Sem essa distinção, surge a aberração
oportunista do “centro” ou da “terceira via”, onde geralmente se escondem os
trambiqueiros intelectuais que entendem a importância da economia de mercado
(característica associada à direita política) ao mesmo tempo em que rejeitam a
tradição cultural judaico-cristã, como todo bom revolucionário. Por abraçarem
idéias tanto da direita quanto da esquerda, se dizem “centristas” e se colocam
acima do debate, pairando por cima dos “extremos”, sem perceber que essa tática
de afetar isenção é só mais nova variante daquela velha prepotência elitista,
típica do iluminismo francês, de quem se acha tão acima da canaille que nem
precisa adotar posição. Uma roupagem très chic pra disfarçar os sectários do
progresso, que trocaram a ética judaico-cristã pela crença tola no sentido da
história e pelo cientificismo mais barato.
É
por se ignorar o cisma essencial entre conservadorismo e progressismo que
fenômenos típicos da era pós - Guerra Fria como a burocracia estatal da UE, a
ala moderada do Partido Democrata americano, a Social-Democracia e o Socialismo
Europeu, enfim, liberais materialistas de toda ordem, podem, confortavelmente,
se encaixar no “centro” e posar como desinteressados portadores da razão,
enquanto impulsionam uma agenda política e social cujo fim último é, como
admitiu abertamente Barack Obama, transformar fundamentalmente a Civilização
Ocidental de cima pra baixo.
A
mesma Modernidade que trouxe o capitalismo, as liberdades individuais, a
produção em profusão, a redução da miséria a índices relativamente irrelevantes
e a democracia, ao libertar o ser humano dos escrúpulos morais que a ética
judaico-cristã impõe, abriu a caixa de Pandora das ideologias totalitárias.

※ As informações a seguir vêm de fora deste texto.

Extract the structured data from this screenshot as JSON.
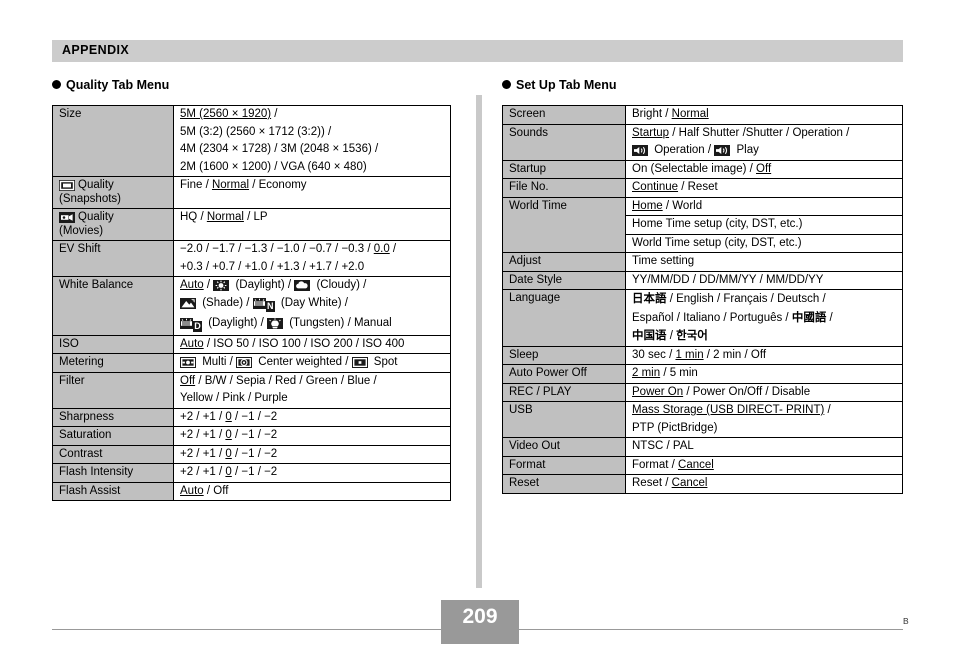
{
  "document": {
    "header_title": "APPENDIX",
    "page_number": "209",
    "corner_mark": "B",
    "accent_gray": "#c0c0c0",
    "header_band_gray": "#cccccc",
    "footer_gray": "#999999"
  },
  "left_section": {
    "heading": "Quality Tab Menu",
    "rows": [
      {
        "label_lines": [
          "Size"
        ],
        "label_icon": null,
        "value_lines": [
          [
            {
              "t": "5M (2560 × 1920)",
              "u": true
            },
            {
              "t": " /"
            }
          ],
          [
            {
              "t": "5M (3:2) (2560 × 1712 (3:2)) /"
            }
          ],
          [
            {
              "t": "4M (2304 × 1728) / 3M (2048 × 1536) /"
            }
          ],
          [
            {
              "t": "2M (1600 × 1200) / VGA (640 × 480)"
            }
          ]
        ]
      },
      {
        "label_lines": [
          "Quality",
          "(Snapshots)"
        ],
        "label_icon": "snapshot-quality-icon",
        "value_lines": [
          [
            {
              "t": "Fine / "
            },
            {
              "t": "Normal",
              "u": true
            },
            {
              "t": " / Economy"
            }
          ]
        ]
      },
      {
        "label_lines": [
          "Quality",
          "(Movies)"
        ],
        "label_icon": "movie-quality-icon",
        "value_lines": [
          [
            {
              "t": "HQ / "
            },
            {
              "t": "Normal",
              "u": true
            },
            {
              "t": " / LP"
            }
          ]
        ]
      },
      {
        "label_lines": [
          "EV Shift"
        ],
        "label_icon": null,
        "value_lines": [
          [
            {
              "t": "−2.0 / −1.7 / −1.3 / −1.0 / −0.7 / −0.3 / "
            },
            {
              "t": "0.0",
              "u": true
            },
            {
              "t": " /"
            }
          ],
          [
            {
              "t": "+0.3 / +0.7 / +1.0 / +1.3 / +1.7 / +2.0"
            }
          ]
        ]
      },
      {
        "label_lines": [
          "White Balance"
        ],
        "label_icon": null,
        "value_lines": [
          [
            {
              "t": "Auto",
              "u": true
            },
            {
              "t": " / "
            },
            {
              "icon": "daylight-sun-icon"
            },
            {
              "t": " (Daylight) / "
            },
            {
              "icon": "cloudy-icon"
            },
            {
              "t": " (Cloudy) /"
            }
          ],
          [
            {
              "icon": "shade-icon"
            },
            {
              "t": " (Shade) / "
            },
            {
              "icon": "day-white-fluorescent-icon"
            },
            {
              "t": " (Day White) /"
            }
          ],
          [
            {
              "icon": "daylight-fluorescent-icon"
            },
            {
              "t": " (Daylight) / "
            },
            {
              "icon": "tungsten-icon"
            },
            {
              "t": " (Tungsten) / Manual"
            }
          ]
        ]
      },
      {
        "label_lines": [
          "ISO"
        ],
        "label_icon": null,
        "value_lines": [
          [
            {
              "t": "Auto",
              "u": true
            },
            {
              "t": " / ISO 50 / ISO 100 / ISO 200 / ISO 400"
            }
          ]
        ]
      },
      {
        "label_lines": [
          "Metering"
        ],
        "label_icon": null,
        "value_lines": [
          [
            {
              "icon": "metering-multi-icon"
            },
            {
              "t": " Multi / "
            },
            {
              "icon": "metering-center-icon"
            },
            {
              "t": " Center weighted / "
            },
            {
              "icon": "metering-spot-icon"
            },
            {
              "t": " Spot"
            }
          ]
        ]
      },
      {
        "label_lines": [
          "Filter"
        ],
        "label_icon": null,
        "value_lines": [
          [
            {
              "t": "Off",
              "u": true
            },
            {
              "t": " / B/W / Sepia / Red / Green / Blue /"
            }
          ],
          [
            {
              "t": "Yellow / Pink / Purple"
            }
          ]
        ]
      },
      {
        "label_lines": [
          "Sharpness"
        ],
        "label_icon": null,
        "value_lines": [
          [
            {
              "t": "+2 / +1 / "
            },
            {
              "t": "0",
              "u": true
            },
            {
              "t": " / −1 / −2"
            }
          ]
        ]
      },
      {
        "label_lines": [
          "Saturation"
        ],
        "label_icon": null,
        "value_lines": [
          [
            {
              "t": "+2 / +1 / "
            },
            {
              "t": "0",
              "u": true
            },
            {
              "t": " / −1 / −2"
            }
          ]
        ]
      },
      {
        "label_lines": [
          "Contrast"
        ],
        "label_icon": null,
        "value_lines": [
          [
            {
              "t": "+2 / +1 / "
            },
            {
              "t": "0",
              "u": true
            },
            {
              "t": " / −1 / −2"
            }
          ]
        ]
      },
      {
        "label_lines": [
          "Flash Intensity"
        ],
        "label_icon": null,
        "value_lines": [
          [
            {
              "t": "+2 / +1 / "
            },
            {
              "t": "0",
              "u": true
            },
            {
              "t": " / −1 / −2"
            }
          ]
        ]
      },
      {
        "label_lines": [
          "Flash Assist"
        ],
        "label_icon": null,
        "value_lines": [
          [
            {
              "t": "Auto",
              "u": true
            },
            {
              "t": " / Off"
            }
          ]
        ]
      }
    ]
  },
  "right_section": {
    "heading": "Set Up Tab Menu",
    "rows": [
      {
        "label_lines": [
          "Screen"
        ],
        "value_lines": [
          [
            {
              "t": "Bright / "
            },
            {
              "t": "Normal",
              "u": true
            }
          ]
        ]
      },
      {
        "label_lines": [
          "Sounds"
        ],
        "value_lines": [
          [
            {
              "t": "Startup",
              "u": true
            },
            {
              "t": " / Half Shutter /Shutter / Operation /"
            }
          ],
          [
            {
              "icon": "speaker-icon"
            },
            {
              "t": " Operation / "
            },
            {
              "icon": "speaker-icon"
            },
            {
              "t": " Play"
            }
          ]
        ]
      },
      {
        "label_lines": [
          "Startup"
        ],
        "value_lines": [
          [
            {
              "t": "On (Selectable image) / "
            },
            {
              "t": "Off",
              "u": true
            }
          ]
        ]
      },
      {
        "label_lines": [
          "File No."
        ],
        "value_lines": [
          [
            {
              "t": "Continue",
              "u": true
            },
            {
              "t": " / Reset"
            }
          ]
        ]
      },
      {
        "label_lines": [
          "World Time"
        ],
        "split": true,
        "value_lines": [
          [
            {
              "t": "Home",
              "u": true
            },
            {
              "t": " / World"
            }
          ],
          [
            {
              "t": "Home Time setup (city, DST, etc.)"
            }
          ],
          [
            {
              "t": "World Time setup (city, DST, etc.)"
            }
          ]
        ]
      },
      {
        "label_lines": [
          "Adjust"
        ],
        "value_lines": [
          [
            {
              "t": "Time setting"
            }
          ]
        ]
      },
      {
        "label_lines": [
          "Date Style"
        ],
        "value_lines": [
          [
            {
              "t": "YY/MM/DD / DD/MM/YY / MM/DD/YY"
            }
          ]
        ]
      },
      {
        "label_lines": [
          "Language"
        ],
        "value_lines": [
          [
            {
              "t": "日本語",
              "cjk": true
            },
            {
              "t": " / English / Français / Deutsch /"
            }
          ],
          [
            {
              "t": "Español / Italiano / Português / "
            },
            {
              "t": "中國語",
              "cjk": true
            },
            {
              "t": " /"
            }
          ],
          [
            {
              "t": "中国语",
              "cjk": true
            },
            {
              "t": " / "
            },
            {
              "t": "한국어",
              "cjk": true
            }
          ]
        ]
      },
      {
        "label_lines": [
          "Sleep"
        ],
        "value_lines": [
          [
            {
              "t": "30 sec / "
            },
            {
              "t": "1 min",
              "u": true
            },
            {
              "t": " / 2 min / Off"
            }
          ]
        ]
      },
      {
        "label_lines": [
          "Auto Power Off"
        ],
        "value_lines": [
          [
            {
              "t": "2 min",
              "u": true
            },
            {
              "t": " / 5 min"
            }
          ]
        ]
      },
      {
        "label_lines": [
          "REC / PLAY"
        ],
        "value_lines": [
          [
            {
              "t": "Power On",
              "u": true
            },
            {
              "t": " / Power On/Off / Disable"
            }
          ]
        ]
      },
      {
        "label_lines": [
          "USB"
        ],
        "value_lines": [
          [
            {
              "t": "Mass Storage (USB DIRECT- PRINT)",
              "u": true
            },
            {
              "t": " /"
            }
          ],
          [
            {
              "t": "PTP (PictBridge)"
            }
          ]
        ]
      },
      {
        "label_lines": [
          "Video Out"
        ],
        "value_lines": [
          [
            {
              "t": "NTSC / PAL"
            }
          ]
        ]
      },
      {
        "label_lines": [
          "Format"
        ],
        "value_lines": [
          [
            {
              "t": "Format / "
            },
            {
              "t": "Cancel",
              "u": true
            }
          ]
        ]
      },
      {
        "label_lines": [
          "Reset"
        ],
        "value_lines": [
          [
            {
              "t": "Reset / "
            },
            {
              "t": "Cancel",
              "u": true
            }
          ]
        ]
      }
    ]
  }
}
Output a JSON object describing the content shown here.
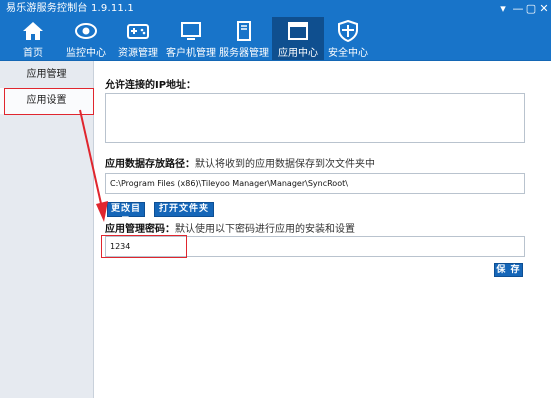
{
  "window": {
    "title": "易乐游服务控制台 1.9.11.1",
    "controls": [
      "▾",
      "—",
      "▢",
      "✕"
    ]
  },
  "nav": {
    "items": [
      {
        "label": "首页",
        "icon": "home-icon"
      },
      {
        "label": "监控中心",
        "icon": "eye-icon"
      },
      {
        "label": "资源管理",
        "icon": "gamepad-icon"
      },
      {
        "label": "客户机管理",
        "icon": "monitor-icon"
      },
      {
        "label": "服务器管理",
        "icon": "server-icon"
      },
      {
        "label": "应用中心",
        "icon": "app-center-icon",
        "active": true
      },
      {
        "label": "安全中心",
        "icon": "shield-icon"
      }
    ]
  },
  "sidebar": {
    "items": [
      {
        "label": "应用管理"
      },
      {
        "label": "应用设置",
        "active": true
      }
    ]
  },
  "main": {
    "allowed_ip": {
      "label": "允许连接的IP地址：",
      "value": ""
    },
    "storage_path": {
      "label": "应用数据存放路径：",
      "hint": "默认将收到的应用数据保存到次文件夹中",
      "value": "C:\\Program Files (x86)\\Tileyoo Manager\\Manager\\SyncRoot\\"
    },
    "buttons": {
      "change_dir": "更改目录",
      "open_folder": "打开文件夹",
      "save": "保 存"
    },
    "password": {
      "label": "应用管理密码：",
      "hint": "默认使用以下密码进行应用的安装和设置",
      "value": "1234"
    }
  },
  "colors": {
    "brand": "#1874c9",
    "nav_active": "#0f4f8f",
    "button": "#1566b8",
    "annotation": "#e0262e"
  }
}
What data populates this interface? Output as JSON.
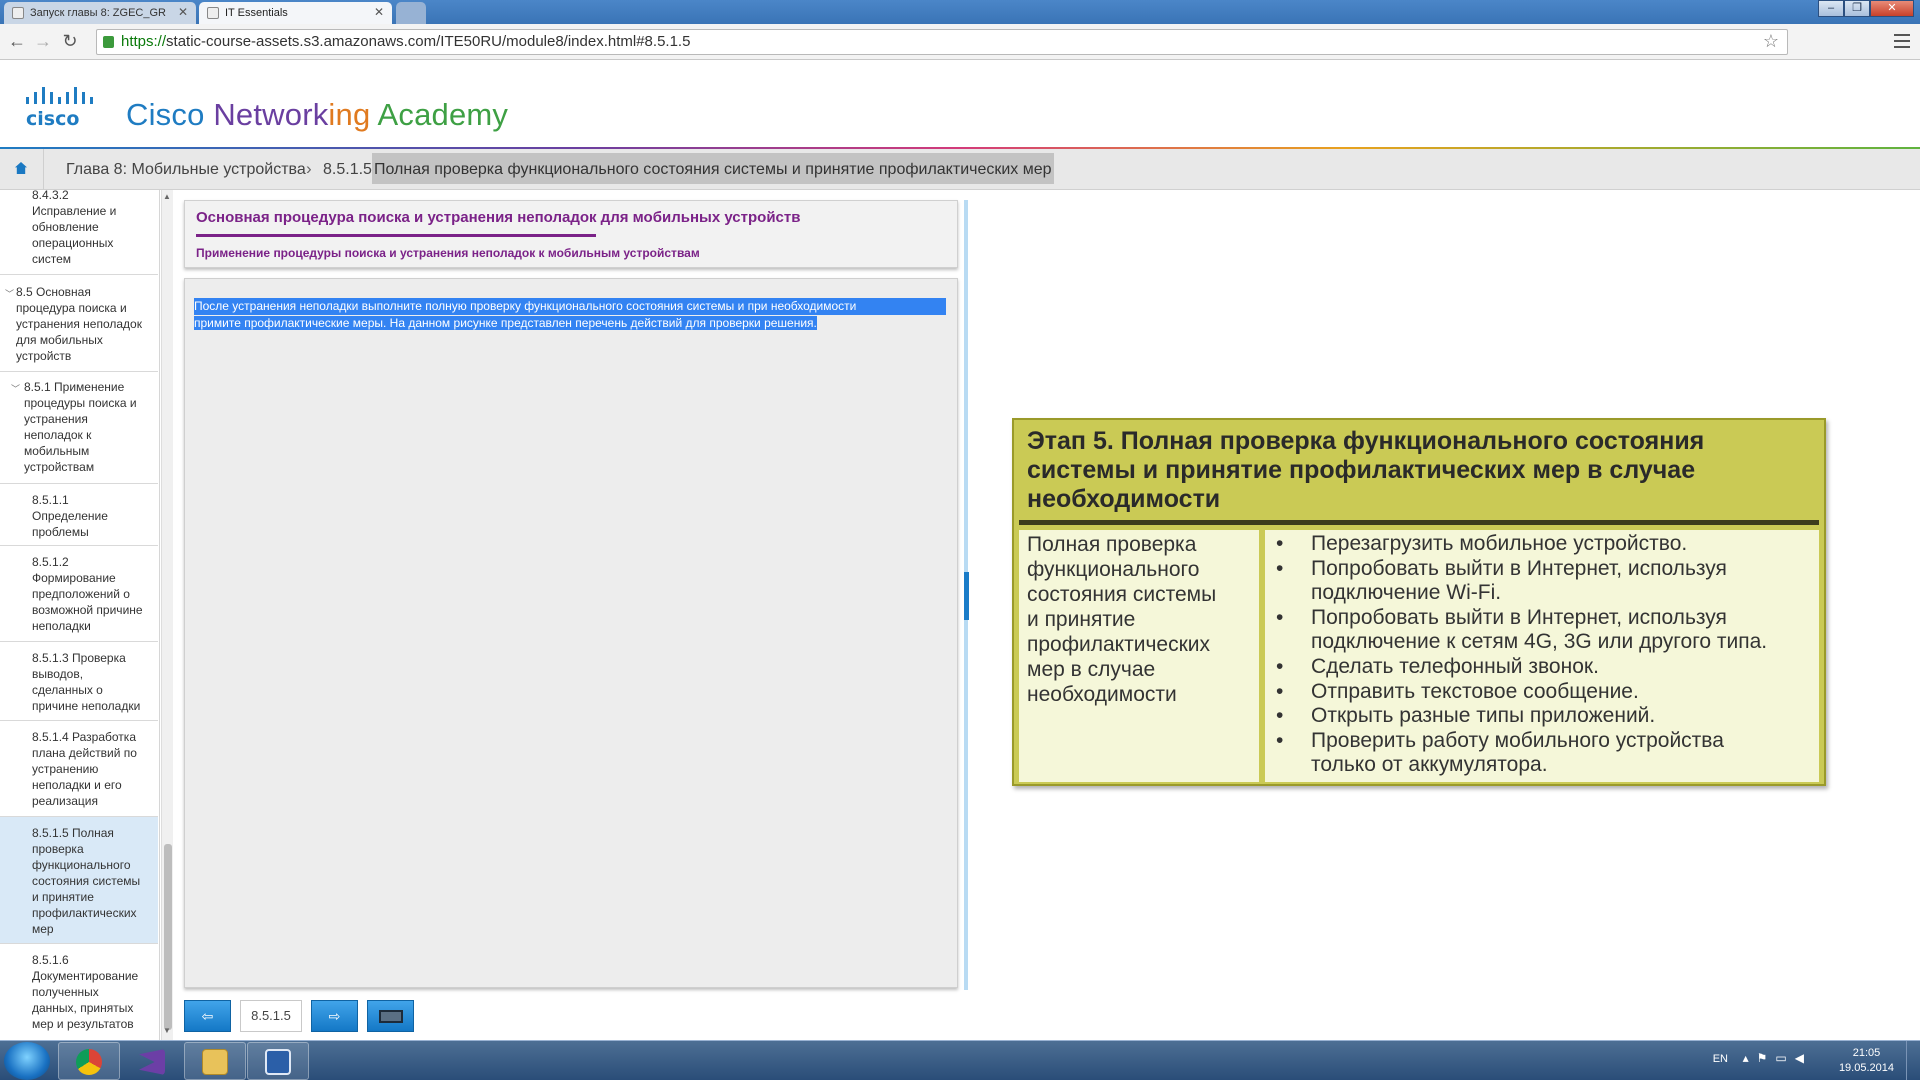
{
  "browser": {
    "tabs": [
      {
        "label": "Запуск главы 8: ZGEC_GR"
      },
      {
        "label": "IT Essentials"
      }
    ],
    "url_https": "https://",
    "url_rest": "static-course-assets.s3.amazonaws.com/ITE50RU/module8/index.html#8.5.1.5"
  },
  "header": {
    "logo_text": "cisco",
    "brand_parts": [
      "Cisco ",
      "Network",
      "ing",
      " Academy"
    ]
  },
  "breadcrumb": {
    "chapter": "Глава 8: Мобильные устройства",
    "separator": "›",
    "current_num": "8.5.1.5",
    "current_title": "Полная проверка функционального состояния системы и принятие профилактических мер"
  },
  "sidebar": {
    "items": [
      {
        "lines": [
          "8.4.3.2",
          "Исправление и",
          "обновление",
          "операционных",
          "систем"
        ]
      },
      {
        "lines": [
          "8.5 Основная",
          "процедура поиска и",
          "устранения неполадок",
          "для мобильных",
          "устройств"
        ]
      },
      {
        "lines": [
          "8.5.1 Применение",
          "процедуры поиска и",
          "устранения",
          "неполадок к",
          "мобильным",
          "устройствам"
        ]
      },
      {
        "lines": [
          "8.5.1.1",
          "Определение",
          "проблемы"
        ]
      },
      {
        "lines": [
          "8.5.1.2",
          "Формирование",
          "предположений о",
          "возможной причине",
          "неполадки"
        ]
      },
      {
        "lines": [
          "8.5.1.3 Проверка",
          "выводов,",
          "сделанных о",
          "причине неполадки"
        ]
      },
      {
        "lines": [
          "8.5.1.4 Разработка",
          "плана действий по",
          "устранению",
          "неполадки и его",
          "реализация"
        ]
      },
      {
        "lines": [
          "8.5.1.5 Полная",
          "проверка",
          "функционального",
          "состояния системы",
          "и принятие",
          "профилактических",
          "мер"
        ]
      },
      {
        "lines": [
          "8.5.1.6",
          "Документирование",
          "полученных",
          "данных, принятых",
          "мер и результатов"
        ]
      }
    ]
  },
  "content": {
    "title": "Основная процедура поиска и устранения неполадок для мобильных устройств",
    "subtitle": "Применение процедуры поиска и устранения неполадок к мобильным устройствам",
    "body_line1": "После устранения неполадки выполните полную проверку функционального состояния системы и при необходимости",
    "body_line2": "примите профилактические меры. На данном рисунке представлен перечень действий для проверки решения."
  },
  "pager": {
    "page": "8.5.1.5"
  },
  "infobox": {
    "title": "Этап 5. Полная проверка функционального состояния системы и принятие профилактических мер в случае необходимости",
    "left_lines": [
      "Полная проверка",
      "функционального",
      "состояния системы",
      "и принятие",
      "профилактических",
      "мер в случае",
      "необходимости"
    ],
    "bullet_char": "•",
    "bullets": [
      [
        "Перезагрузить мобильное устройство."
      ],
      [
        "Попробовать выйти в Интернет, используя",
        "подключение Wi-Fi."
      ],
      [
        "Попробовать выйти в Интернет, используя",
        "подключение к сетям 4G, 3G или другого типа."
      ],
      [
        "Сделать телефонный звонок."
      ],
      [
        "Отправить текстовое сообщение."
      ],
      [
        "Открыть разные типы приложений."
      ],
      [
        "Проверить работу мобильного устройства",
        "только от аккумулятора."
      ]
    ]
  },
  "taskbar": {
    "lang": "EN",
    "time": "21:05",
    "date": "19.05.2014"
  },
  "colors": {
    "accent_purple": "#7b2288",
    "cisco_blue": "#1a78c2",
    "selection_blue": "#3383f2",
    "infobox_olive": "#caca55"
  }
}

Muito antes das divergências que as colocam em lados opostos, elas compartilham
a rejeição ao ideário filosófico medieval e à tradição cultural ocidental,
logo, à essência do pensamento conservador em si. À “morte” de Deus e ao
controle sobre a natureza se seguem, naturalmente, as câmaras de gás, os campos
de reeducação pelo trabalho, os gulag e o aborto de bebês com síndrome de Down,
afinal sem o olhar reprovador de uma Entidade vigilante, quanto mais o homem
controla a natureza, menos se controla. Se o mundo material tivesse salvação,
só o Conservadorismo salvaria o mundo.